There is no cure for birth and death save to enjoy the interval. The dark background which death supplies brings out the tender colours of life in all their purity.
Memory itself is an internal rumour.
The loftiest edifices need the deepest foundations.
Half our standards come from our first masters, and the other half from our first loves.
Fear first created the gods.
People never believe in volcanoes until the lava actually overtakes them.
A way foolishness has of revenging itself is to excommunicate the world.
Nature is like a beautiful woman that may be as delightfully and as truly known at a certain distance as upon a closer view; as to knowing her through and through; that is nonsense in both cases, and might not reward our pains.
There is no dunce like a mature dunce.
You and I possess manifold ideal bonds in the interests we share; but each of us has his poor body and his irremediable, incommunicable dreams.
Nature in denying us perennial youth has at least invited us to become unselfish and noble.
Docility is the observable half of reason.
To condemn spontaneous and delightful occupations because they are useless for self-preservation shows an uncritical prizing of life irrespective of its content.
Nothing can be lower or more wholly instrumental than the substance and cause of all things.
Not to believe in love is a great sign of dullness. There are some people so indirect and lumbering that they think all real affection rests on circumstantial evidence.

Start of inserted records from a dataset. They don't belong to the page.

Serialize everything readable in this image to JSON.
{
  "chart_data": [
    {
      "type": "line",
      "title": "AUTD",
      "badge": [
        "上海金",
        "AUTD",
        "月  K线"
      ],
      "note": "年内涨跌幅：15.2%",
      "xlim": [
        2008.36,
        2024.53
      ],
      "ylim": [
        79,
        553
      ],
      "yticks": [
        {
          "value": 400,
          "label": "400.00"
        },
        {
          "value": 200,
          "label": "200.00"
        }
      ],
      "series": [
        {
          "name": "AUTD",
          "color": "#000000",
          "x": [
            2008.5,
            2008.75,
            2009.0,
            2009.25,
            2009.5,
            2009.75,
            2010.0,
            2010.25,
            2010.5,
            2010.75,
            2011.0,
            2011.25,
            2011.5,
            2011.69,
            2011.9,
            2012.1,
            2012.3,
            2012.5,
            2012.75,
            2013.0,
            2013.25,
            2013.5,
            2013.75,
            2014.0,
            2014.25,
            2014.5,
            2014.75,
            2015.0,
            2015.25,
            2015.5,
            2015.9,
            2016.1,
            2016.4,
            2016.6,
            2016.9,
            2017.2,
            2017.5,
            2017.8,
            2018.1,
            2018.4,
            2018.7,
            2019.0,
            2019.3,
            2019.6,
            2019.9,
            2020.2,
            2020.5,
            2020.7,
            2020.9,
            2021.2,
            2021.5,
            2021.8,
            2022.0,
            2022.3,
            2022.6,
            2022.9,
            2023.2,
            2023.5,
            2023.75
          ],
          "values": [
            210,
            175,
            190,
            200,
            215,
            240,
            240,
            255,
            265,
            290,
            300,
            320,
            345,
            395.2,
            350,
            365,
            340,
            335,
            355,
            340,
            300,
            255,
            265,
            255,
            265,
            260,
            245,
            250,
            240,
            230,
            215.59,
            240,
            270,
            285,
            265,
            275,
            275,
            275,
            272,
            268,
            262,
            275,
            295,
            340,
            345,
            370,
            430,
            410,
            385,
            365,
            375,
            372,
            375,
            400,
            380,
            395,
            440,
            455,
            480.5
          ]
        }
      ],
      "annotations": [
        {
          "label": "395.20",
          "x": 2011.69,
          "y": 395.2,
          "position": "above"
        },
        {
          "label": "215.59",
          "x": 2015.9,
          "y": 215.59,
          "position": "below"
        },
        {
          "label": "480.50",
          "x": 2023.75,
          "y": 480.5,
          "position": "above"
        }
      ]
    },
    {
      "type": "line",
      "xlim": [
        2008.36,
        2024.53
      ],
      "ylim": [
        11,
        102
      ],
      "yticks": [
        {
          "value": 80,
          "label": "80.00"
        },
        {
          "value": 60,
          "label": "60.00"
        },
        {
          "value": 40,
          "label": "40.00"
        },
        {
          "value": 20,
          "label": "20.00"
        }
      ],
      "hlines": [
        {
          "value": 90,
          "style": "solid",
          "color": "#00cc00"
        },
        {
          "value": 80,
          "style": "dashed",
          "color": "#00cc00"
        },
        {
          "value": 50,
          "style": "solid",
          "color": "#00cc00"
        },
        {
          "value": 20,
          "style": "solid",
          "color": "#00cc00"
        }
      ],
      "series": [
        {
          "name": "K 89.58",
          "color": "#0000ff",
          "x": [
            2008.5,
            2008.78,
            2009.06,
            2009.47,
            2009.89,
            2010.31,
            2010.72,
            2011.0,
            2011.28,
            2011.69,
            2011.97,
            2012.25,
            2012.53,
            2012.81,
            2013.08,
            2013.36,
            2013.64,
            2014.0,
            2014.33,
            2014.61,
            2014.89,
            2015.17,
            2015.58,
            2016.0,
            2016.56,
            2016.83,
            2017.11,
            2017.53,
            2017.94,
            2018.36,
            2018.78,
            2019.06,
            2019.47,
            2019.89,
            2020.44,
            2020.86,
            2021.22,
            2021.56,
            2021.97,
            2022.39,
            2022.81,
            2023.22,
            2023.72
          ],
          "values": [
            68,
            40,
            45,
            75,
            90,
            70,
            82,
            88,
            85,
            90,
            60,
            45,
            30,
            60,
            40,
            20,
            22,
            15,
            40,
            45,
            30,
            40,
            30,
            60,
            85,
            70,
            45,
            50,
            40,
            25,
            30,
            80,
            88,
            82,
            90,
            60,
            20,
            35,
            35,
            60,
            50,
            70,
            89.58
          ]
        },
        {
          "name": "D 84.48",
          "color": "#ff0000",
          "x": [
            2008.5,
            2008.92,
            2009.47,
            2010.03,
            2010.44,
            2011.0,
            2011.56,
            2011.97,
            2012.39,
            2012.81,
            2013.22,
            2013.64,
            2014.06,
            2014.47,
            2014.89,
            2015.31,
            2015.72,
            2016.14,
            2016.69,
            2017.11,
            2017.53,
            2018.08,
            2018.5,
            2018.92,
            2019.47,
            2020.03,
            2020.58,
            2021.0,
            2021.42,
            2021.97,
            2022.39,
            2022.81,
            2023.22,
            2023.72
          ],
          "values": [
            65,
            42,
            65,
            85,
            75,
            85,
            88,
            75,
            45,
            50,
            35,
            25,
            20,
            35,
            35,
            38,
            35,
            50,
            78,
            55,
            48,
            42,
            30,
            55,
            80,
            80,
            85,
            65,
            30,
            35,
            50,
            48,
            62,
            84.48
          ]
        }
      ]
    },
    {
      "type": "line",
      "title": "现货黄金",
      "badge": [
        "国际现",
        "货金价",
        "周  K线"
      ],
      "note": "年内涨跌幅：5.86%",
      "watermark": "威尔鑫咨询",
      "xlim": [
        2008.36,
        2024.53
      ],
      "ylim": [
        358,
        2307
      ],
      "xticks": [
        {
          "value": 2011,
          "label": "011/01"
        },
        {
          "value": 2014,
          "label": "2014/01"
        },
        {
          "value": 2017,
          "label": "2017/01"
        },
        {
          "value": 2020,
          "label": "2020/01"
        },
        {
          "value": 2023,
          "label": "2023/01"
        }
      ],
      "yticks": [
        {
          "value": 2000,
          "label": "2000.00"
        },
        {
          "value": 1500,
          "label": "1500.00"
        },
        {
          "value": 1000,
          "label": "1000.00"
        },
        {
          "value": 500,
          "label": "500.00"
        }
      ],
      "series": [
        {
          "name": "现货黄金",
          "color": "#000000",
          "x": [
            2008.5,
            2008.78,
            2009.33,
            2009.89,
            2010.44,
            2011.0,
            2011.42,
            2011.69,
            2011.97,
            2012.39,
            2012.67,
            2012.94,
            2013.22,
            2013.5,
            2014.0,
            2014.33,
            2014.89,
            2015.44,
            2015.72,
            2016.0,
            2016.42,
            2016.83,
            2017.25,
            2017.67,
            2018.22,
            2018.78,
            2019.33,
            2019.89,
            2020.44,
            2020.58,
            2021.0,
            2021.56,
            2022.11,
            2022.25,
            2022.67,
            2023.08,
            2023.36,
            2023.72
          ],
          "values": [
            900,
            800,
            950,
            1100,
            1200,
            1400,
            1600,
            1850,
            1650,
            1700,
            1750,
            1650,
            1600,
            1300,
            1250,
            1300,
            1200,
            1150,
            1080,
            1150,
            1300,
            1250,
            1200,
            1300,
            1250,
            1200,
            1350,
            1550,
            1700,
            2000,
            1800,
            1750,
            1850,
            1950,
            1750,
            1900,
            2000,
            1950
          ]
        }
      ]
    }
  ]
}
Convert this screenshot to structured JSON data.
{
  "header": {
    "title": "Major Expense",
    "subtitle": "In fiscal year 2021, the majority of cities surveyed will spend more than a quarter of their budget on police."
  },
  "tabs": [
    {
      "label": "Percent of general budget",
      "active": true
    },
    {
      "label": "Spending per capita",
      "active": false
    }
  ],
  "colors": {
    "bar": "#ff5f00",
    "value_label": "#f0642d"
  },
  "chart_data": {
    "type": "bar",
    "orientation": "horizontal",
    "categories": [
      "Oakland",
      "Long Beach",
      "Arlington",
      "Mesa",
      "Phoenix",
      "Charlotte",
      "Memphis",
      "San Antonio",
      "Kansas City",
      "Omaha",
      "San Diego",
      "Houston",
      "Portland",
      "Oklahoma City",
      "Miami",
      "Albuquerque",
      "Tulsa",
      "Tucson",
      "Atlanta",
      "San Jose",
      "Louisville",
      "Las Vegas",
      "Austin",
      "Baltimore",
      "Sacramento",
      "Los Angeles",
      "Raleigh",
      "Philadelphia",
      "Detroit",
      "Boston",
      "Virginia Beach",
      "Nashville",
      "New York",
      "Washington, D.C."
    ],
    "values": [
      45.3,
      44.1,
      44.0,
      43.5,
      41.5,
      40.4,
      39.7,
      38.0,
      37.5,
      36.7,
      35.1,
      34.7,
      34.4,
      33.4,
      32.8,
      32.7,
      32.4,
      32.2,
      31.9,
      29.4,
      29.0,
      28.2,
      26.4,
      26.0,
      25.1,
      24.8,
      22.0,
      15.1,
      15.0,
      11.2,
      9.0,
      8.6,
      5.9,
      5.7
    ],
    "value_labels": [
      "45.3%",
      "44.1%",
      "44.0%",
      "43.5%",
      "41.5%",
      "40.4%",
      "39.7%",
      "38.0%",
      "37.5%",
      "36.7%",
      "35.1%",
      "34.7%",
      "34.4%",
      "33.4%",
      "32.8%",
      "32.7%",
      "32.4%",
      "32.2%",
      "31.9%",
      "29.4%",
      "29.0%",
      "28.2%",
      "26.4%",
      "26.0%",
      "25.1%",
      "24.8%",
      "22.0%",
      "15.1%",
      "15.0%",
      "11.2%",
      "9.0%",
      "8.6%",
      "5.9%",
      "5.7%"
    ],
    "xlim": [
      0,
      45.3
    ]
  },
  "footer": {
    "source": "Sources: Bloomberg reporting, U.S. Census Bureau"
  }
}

Reason in my philosophy is only a harmony among irrational impulses.
To understand oneself is the classic form of consolation; to elude oneself is the romantic.
The vital straining towards an ideal, definite but latent, when it dominates a whole life, may express that ideal more fully than could the best chosen words.
Nothing can so pierce the soul as the uttermost sigh of the body.
A sanctity hangs about the sources of our being, whether physical, social, or imaginary.